Sunday, 4 September 2011

Alsace wines

They were not as friendly as I had been told. They simply were living on on this blessed bit of the earth, self-sufficient, reflective, sometimes happy with the visitors going by along the Vins d'Alsace route. They needed a spur to start talking.

I visited Strasbourg and Riquewihr. I tried Sylvaner, Pinot Blanc, Pinot Gris, Gewurztraminer, Muscat and Pinot Noir. The complete afternoon experience is called Sylvaner. Very unpretending, light wine. Acidity is mind-shattering in all Alsace wines. Especially in Pinot Blanc. You should have Sylvaner on its own. But do pair the Pinot Blanc with some fresh salads or baked Alsatian flam (a kind of pizza but the original version boasts only cream, onions and at times bacon).

I was not impressed by the Rieslings. I like the German breeds more. Yet the lady serving us at one tasting got hurt after I said I didn't appreciate the Riesling much. Indeed it was wayward, escaping the nose and the palate, somewhat freaky Riesling, an ephemeral one. She drew out a 1990 'no-oak' pearl in half-bottle. I was stunned.
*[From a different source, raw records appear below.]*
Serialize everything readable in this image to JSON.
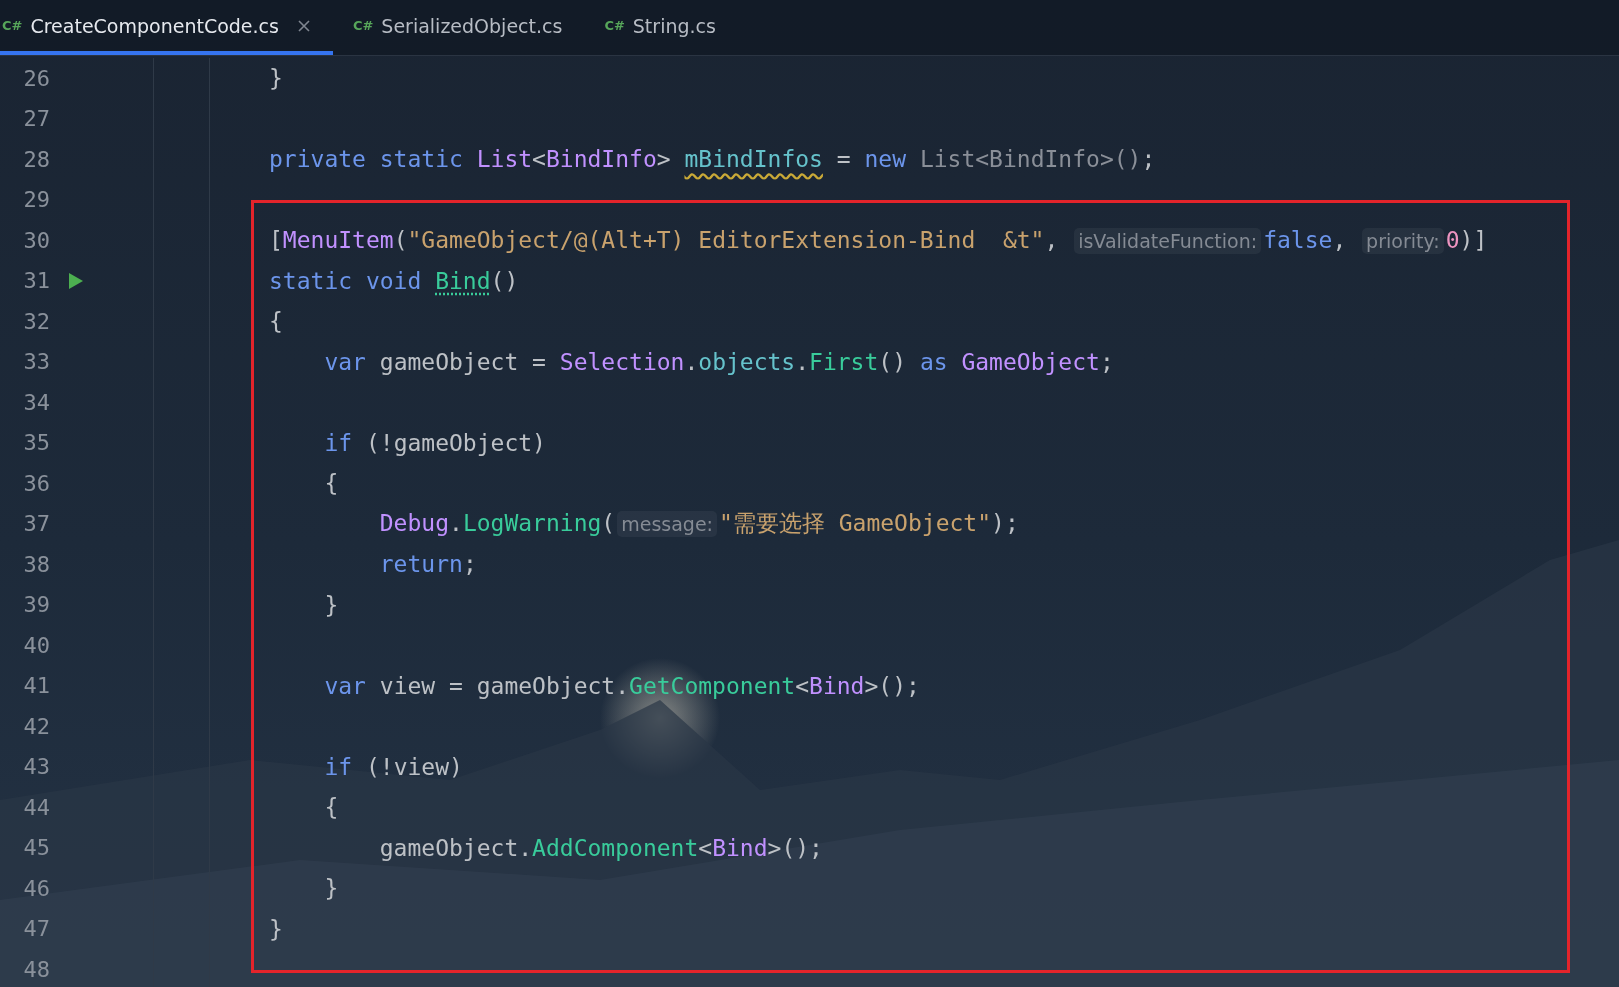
{
  "tabs": [
    {
      "icon_label": "C#",
      "label": "CreateComponentCode.cs",
      "selected": true
    },
    {
      "icon_label": "C#",
      "label": "SerializedObject.cs",
      "selected": false
    },
    {
      "icon_label": "C#",
      "label": "String.cs",
      "selected": false
    }
  ],
  "code_blocks": [
    {
      "kind": "plain",
      "lines": [
        {
          "number": "26",
          "tokens": [
            {
              "t": "}",
              "kind": "plain"
            }
          ]
        },
        {
          "number": "27"
        },
        {
          "number": "28",
          "tokens": [
            {
              "t": "private static ",
              "kind": "keyword"
            },
            {
              "t": "List",
              "kind": "type"
            },
            {
              "t": "<",
              "kind": "plain"
            },
            {
              "t": "BindInfo",
              "kind": "type"
            },
            {
              "t": "> ",
              "kind": "plain"
            },
            {
              "t": "mBindInfos",
              "kind": "warnedfield"
            },
            {
              "t": " = ",
              "kind": "plain"
            },
            {
              "t": "new ",
              "kind": "keyword"
            },
            {
              "t": "List<BindInfo>()",
              "kind": "muted"
            },
            {
              "t": ";",
              "kind": "plain"
            }
          ]
        },
        {
          "number": "29"
        }
      ]
    },
    {
      "kind": "highlighted",
      "lines": [
        {
          "number": "30",
          "tokens": [
            {
              "t": "[",
              "kind": "plain"
            },
            {
              "t": "MenuItem",
              "kind": "type"
            },
            {
              "t": "(",
              "kind": "plain"
            },
            {
              "t": "\"GameObject/@(Alt+T) EditorExtension-Bind  &t\"",
              "kind": "string"
            },
            {
              "t": ", ",
              "kind": "plain"
            },
            {
              "t": "isValidateFunction:",
              "kind": "hint"
            },
            {
              "t": "false",
              "kind": "keyword"
            },
            {
              "t": ", ",
              "kind": "plain"
            },
            {
              "t": "priority:",
              "kind": "hint"
            },
            {
              "t": "0",
              "kind": "number"
            },
            {
              "t": ")]",
              "kind": "plain"
            }
          ]
        },
        {
          "number": "31",
          "gutter": {
            "kind": "run"
          },
          "tokens": [
            {
              "t": "static void ",
              "kind": "keyword"
            },
            {
              "t": "Bind",
              "kind": "declmethod"
            },
            {
              "t": "()",
              "kind": "plain"
            }
          ]
        },
        {
          "number": "32",
          "tokens": [
            {
              "t": "{",
              "kind": "plain"
            }
          ]
        },
        {
          "number": "33",
          "tokens": [
            {
              "t": "    var ",
              "kind": "keyword"
            },
            {
              "t": "gameObject = ",
              "kind": "plain"
            },
            {
              "t": "Selection",
              "kind": "type"
            },
            {
              "t": ".",
              "kind": "plain"
            },
            {
              "t": "objects",
              "kind": "field"
            },
            {
              "t": ".",
              "kind": "plain"
            },
            {
              "t": "First",
              "kind": "method"
            },
            {
              "t": "() ",
              "kind": "plain"
            },
            {
              "t": "as ",
              "kind": "keyword"
            },
            {
              "t": "GameObject",
              "kind": "type"
            },
            {
              "t": ";",
              "kind": "plain"
            }
          ]
        },
        {
          "number": "34"
        },
        {
          "number": "35",
          "tokens": [
            {
              "t": "    if ",
              "kind": "keyword"
            },
            {
              "t": "(!gameObject)",
              "kind": "plain"
            }
          ]
        },
        {
          "number": "36",
          "tokens": [
            {
              "t": "    {",
              "kind": "plain"
            }
          ]
        },
        {
          "number": "37",
          "tokens": [
            {
              "t": "        Debug",
              "kind": "type"
            },
            {
              "t": ".",
              "kind": "plain"
            },
            {
              "t": "LogWarning",
              "kind": "method"
            },
            {
              "t": "(",
              "kind": "plain"
            },
            {
              "t": "message:",
              "kind": "hint"
            },
            {
              "t": "\"需要选择 GameObject\"",
              "kind": "string"
            },
            {
              "t": ");",
              "kind": "plain"
            }
          ]
        },
        {
          "number": "38",
          "tokens": [
            {
              "t": "        return",
              "kind": "keyword"
            },
            {
              "t": ";",
              "kind": "plain"
            }
          ]
        },
        {
          "number": "39",
          "tokens": [
            {
              "t": "    }",
              "kind": "plain"
            }
          ]
        },
        {
          "number": "40"
        },
        {
          "number": "41",
          "tokens": [
            {
              "t": "    var ",
              "kind": "keyword"
            },
            {
              "t": "view = gameObject.",
              "kind": "plain"
            },
            {
              "t": "GetComponent",
              "kind": "method"
            },
            {
              "t": "<",
              "kind": "plain"
            },
            {
              "t": "Bind",
              "kind": "type"
            },
            {
              "t": ">();",
              "kind": "plain"
            }
          ]
        },
        {
          "number": "42"
        },
        {
          "number": "43",
          "tokens": [
            {
              "t": "    if ",
              "kind": "keyword"
            },
            {
              "t": "(!view)",
              "kind": "plain"
            }
          ]
        },
        {
          "number": "44",
          "tokens": [
            {
              "t": "    {",
              "kind": "plain"
            }
          ]
        },
        {
          "number": "45",
          "tokens": [
            {
              "t": "        gameObject.",
              "kind": "plain"
            },
            {
              "t": "AddComponent",
              "kind": "method"
            },
            {
              "t": "<",
              "kind": "plain"
            },
            {
              "t": "Bind",
              "kind": "type"
            },
            {
              "t": ">();",
              "kind": "plain"
            }
          ]
        },
        {
          "number": "46",
          "tokens": [
            {
              "t": "    }",
              "kind": "plain"
            }
          ]
        },
        {
          "number": "47",
          "tokens": [
            {
              "t": "}",
              "kind": "plain"
            }
          ]
        }
      ]
    },
    {
      "kind": "plain",
      "lines": [
        {
          "number": "48"
        }
      ]
    }
  ]
}
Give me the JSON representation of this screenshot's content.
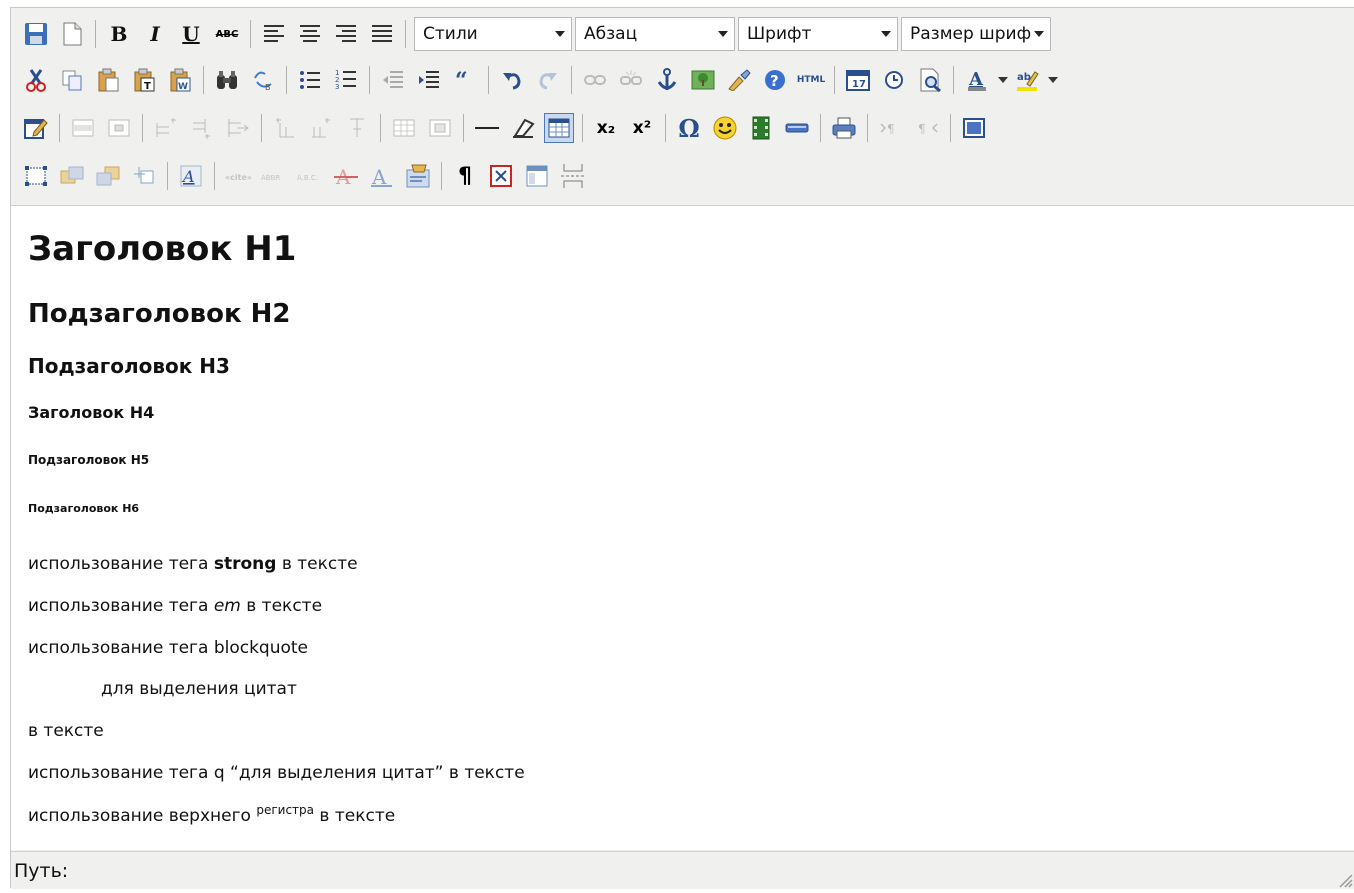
{
  "toolbar": {
    "bold_label": "B",
    "italic_label": "I",
    "underline_label": "U",
    "strike_label": "ABC",
    "html_label": "HTML",
    "subscript_label": "x₂",
    "superscript_label": "x²",
    "omega_label": "Ω",
    "pilcrow_label": "¶",
    "styles": {
      "value": "Стили"
    },
    "paragraph": {
      "value": "Абзац"
    },
    "font": {
      "value": "Шрифт"
    },
    "font_size": {
      "value": "Размер шриф·"
    },
    "icons_row1": [
      "save-icon",
      "new-document-icon",
      "bold-icon",
      "italic-icon",
      "underline-icon",
      "strikethrough-icon",
      "align-left-icon",
      "align-center-icon",
      "align-right-icon",
      "align-justify-icon"
    ],
    "icons_row2": [
      "cut-icon",
      "copy-icon",
      "paste-icon",
      "paste-text-icon",
      "paste-word-icon",
      "find-icon",
      "replace-icon",
      "bullet-list-icon",
      "numbered-list-icon",
      "outdent-icon",
      "indent-icon",
      "blockquote-icon",
      "undo-icon",
      "redo-icon",
      "link-icon",
      "unlink-icon",
      "anchor-icon",
      "image-icon",
      "cleanup-icon",
      "help-icon",
      "html-icon",
      "insert-date-icon",
      "insert-time-icon",
      "preview-icon",
      "text-color-icon",
      "highlight-color-icon"
    ],
    "icons_row3": [
      "edit-icon",
      "row-props-icon",
      "cell-props-icon",
      "insert-row-before-icon",
      "insert-row-after-icon",
      "delete-row-icon",
      "insert-col-before-icon",
      "insert-col-after-icon",
      "delete-col-icon",
      "split-cells-icon",
      "merge-cells-icon",
      "horizontal-rule-icon",
      "remove-format-icon",
      "table-icon",
      "subscript-icon",
      "superscript-icon",
      "special-char-icon",
      "emoticon-icon",
      "media-icon",
      "advanced-hr-icon",
      "print-icon",
      "ltr-icon",
      "rtl-icon",
      "fullscreen-icon"
    ],
    "icons_row4": [
      "insert-layer-icon",
      "move-forward-icon",
      "move-backward-icon",
      "absolute-icon",
      "style-props-icon",
      "cite-icon",
      "abbr-icon",
      "acronym-icon",
      "del-icon",
      "ins-icon",
      "attributes-icon",
      "visual-chars-icon",
      "non-breaking-icon",
      "template-icon",
      "page-break-icon"
    ]
  },
  "content": {
    "h1": "Заголовок H1",
    "h2": "Подзаголовок H2",
    "h3": "Подзаголовок H3",
    "h4": "Заголовок H4",
    "h5": "Подзаголовок H5",
    "h6": "Подзаголовок H6",
    "p1": {
      "before": "использование тега ",
      "strong": "strong",
      "after": " в тексте"
    },
    "p2": {
      "before": "использование тега ",
      "em": "em",
      "after": " в тексте"
    },
    "p3": "использование тега blockquote",
    "p4": "для выделения цитат",
    "p5": "в тексте",
    "p6": "использование тега q “для выделения цитат” в тексте",
    "p7": {
      "before": "использование верхнего ",
      "sup": "регистра",
      "after": " в тексте"
    }
  },
  "status": {
    "path_label": "Путь:"
  },
  "colors": {
    "toolbar_bg": "#f0f0ee",
    "active_border": "#4e77b5",
    "active_bg": "#c8d9f1"
  }
}
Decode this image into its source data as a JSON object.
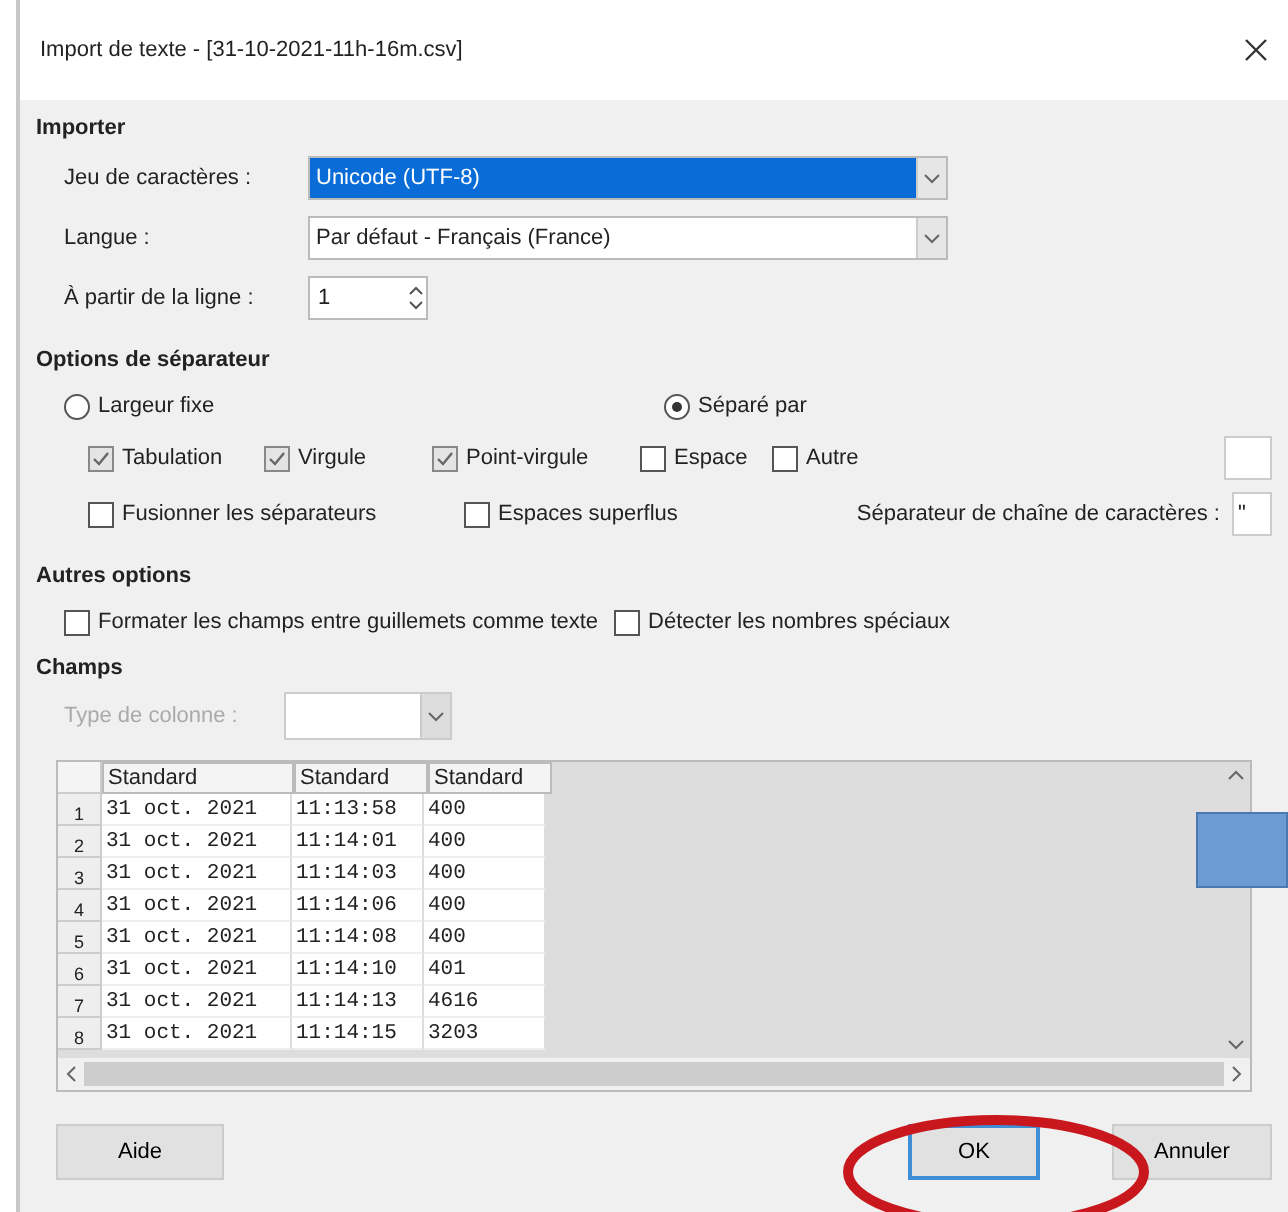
{
  "window": {
    "title": "Import de texte - [31-10-2021-11h-16m.csv]"
  },
  "import": {
    "title": "Importer",
    "charset": {
      "label": "Jeu de caractères :",
      "value": "Unicode (UTF-8)"
    },
    "language": {
      "label": "Langue :",
      "value": "Par défaut - Français (France)"
    },
    "from_line": {
      "label": "À partir de la ligne :",
      "value": "1"
    }
  },
  "separator_options": {
    "title": "Options de séparateur",
    "modes": [
      {
        "label": "Largeur fixe",
        "selected": false
      },
      {
        "label": "Séparé par",
        "selected": true
      }
    ],
    "separators": [
      {
        "label": "Tabulation",
        "checked": true
      },
      {
        "label": "Virgule",
        "checked": true
      },
      {
        "label": "Point-virgule",
        "checked": true
      },
      {
        "label": "Espace",
        "checked": false
      },
      {
        "label": "Autre",
        "checked": false
      }
    ],
    "merge": [
      {
        "label": "Fusionner les séparateurs",
        "checked": false
      },
      {
        "label": "Espaces superflus",
        "checked": false
      }
    ],
    "string_delimiter": {
      "label": "Séparateur de chaîne de caractères :",
      "value": "\""
    }
  },
  "other_options": {
    "title": "Autres options",
    "options": [
      {
        "label": "Formater les champs entre guillemets comme texte",
        "checked": false
      },
      {
        "label": "Détecter les nombres spéciaux",
        "checked": false
      }
    ]
  },
  "fields": {
    "title": "Champs",
    "column_type": {
      "label": "Type de colonne :",
      "disabled": true
    },
    "table": {
      "columns": [
        "Standard",
        "Standard",
        "Standard"
      ],
      "rows": [
        {
          "num": "1",
          "cells": [
            "31 oct. 2021",
            "11:13:58",
            "400"
          ]
        },
        {
          "num": "2",
          "cells": [
            "31 oct. 2021",
            "11:14:01",
            "400"
          ]
        },
        {
          "num": "3",
          "cells": [
            "31 oct. 2021",
            "11:14:03",
            "400"
          ]
        },
        {
          "num": "4",
          "cells": [
            "31 oct. 2021",
            "11:14:06",
            "400"
          ]
        },
        {
          "num": "5",
          "cells": [
            "31 oct. 2021",
            "11:14:08",
            "400"
          ]
        },
        {
          "num": "6",
          "cells": [
            "31 oct. 2021",
            "11:14:10",
            "401"
          ]
        },
        {
          "num": "7",
          "cells": [
            "31 oct. 2021",
            "11:14:13",
            "4616"
          ]
        },
        {
          "num": "8",
          "cells": [
            "31 oct. 2021",
            "11:14:15",
            "3203"
          ]
        }
      ]
    }
  },
  "buttons": [
    {
      "label": "Aide",
      "kind": "help"
    },
    {
      "label": "OK",
      "kind": "default"
    },
    {
      "label": "Annuler",
      "kind": "cancel"
    }
  ]
}
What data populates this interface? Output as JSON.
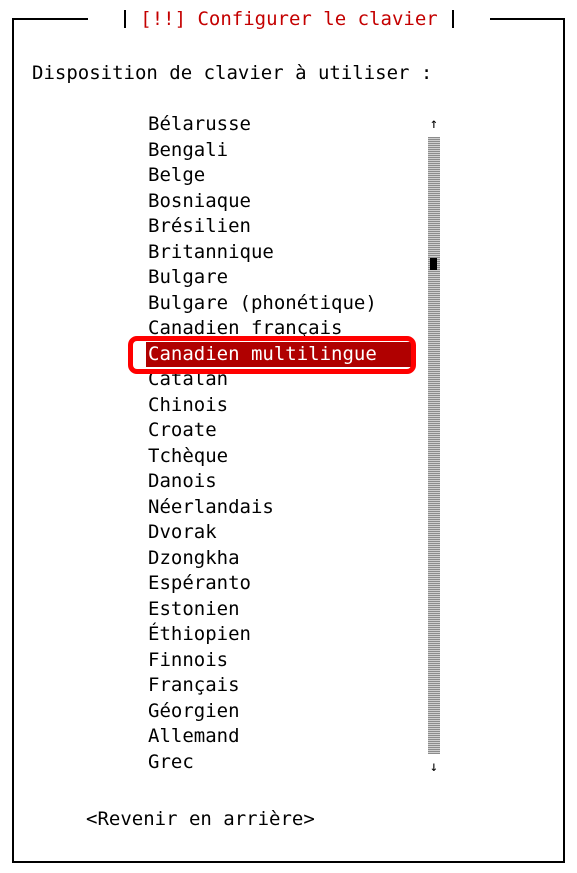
{
  "dialog": {
    "title": "[!!] Configurer le clavier",
    "prompt": "Disposition de clavier à utiliser :",
    "back_label": "<Revenir en arrière>"
  },
  "layouts": [
    "Bélarusse",
    "Bengali",
    "Belge",
    "Bosniaque",
    "Brésilien",
    "Britannique",
    "Bulgare",
    "Bulgare (phonétique)",
    "Canadien français",
    "Canadien multilingue",
    "Catalan",
    "Chinois",
    "Croate",
    "Tchèque",
    "Danois",
    "Néerlandais",
    "Dvorak",
    "Dzongkha",
    "Espéranto",
    "Estonien",
    "Éthiopien",
    "Finnois",
    "Français",
    "Géorgien",
    "Allemand",
    "Grec"
  ],
  "selected_layout": "Canadien multilingue",
  "scrollbar": {
    "up_arrow": "↑",
    "down_arrow": "↓",
    "thumb_position": 0.2
  },
  "colors": {
    "title": "#c40000",
    "selection_background": "#b00000",
    "selection_text": "#ffffff",
    "highlight_outline": "#ff0000"
  },
  "icons": {
    "up": "arrow-up-icon",
    "down": "arrow-down-icon"
  }
}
It was something honeyy and elixir-like, I didn't expect a white would stand such years (though Rieslings love to sit by for some years).

I dived into the Pinot Gris. This is true Alsace. I rarely find such balance between fruit and minerality. Freshness is always present, as I said.

And the Pinot Noir is so tannic! Quite unusual for this grape... Yet there, there everything works for itself.

I love Alsace and I will be there again. I didn't take full advantage of the castle side. Do go and eat it, Alsace is unique.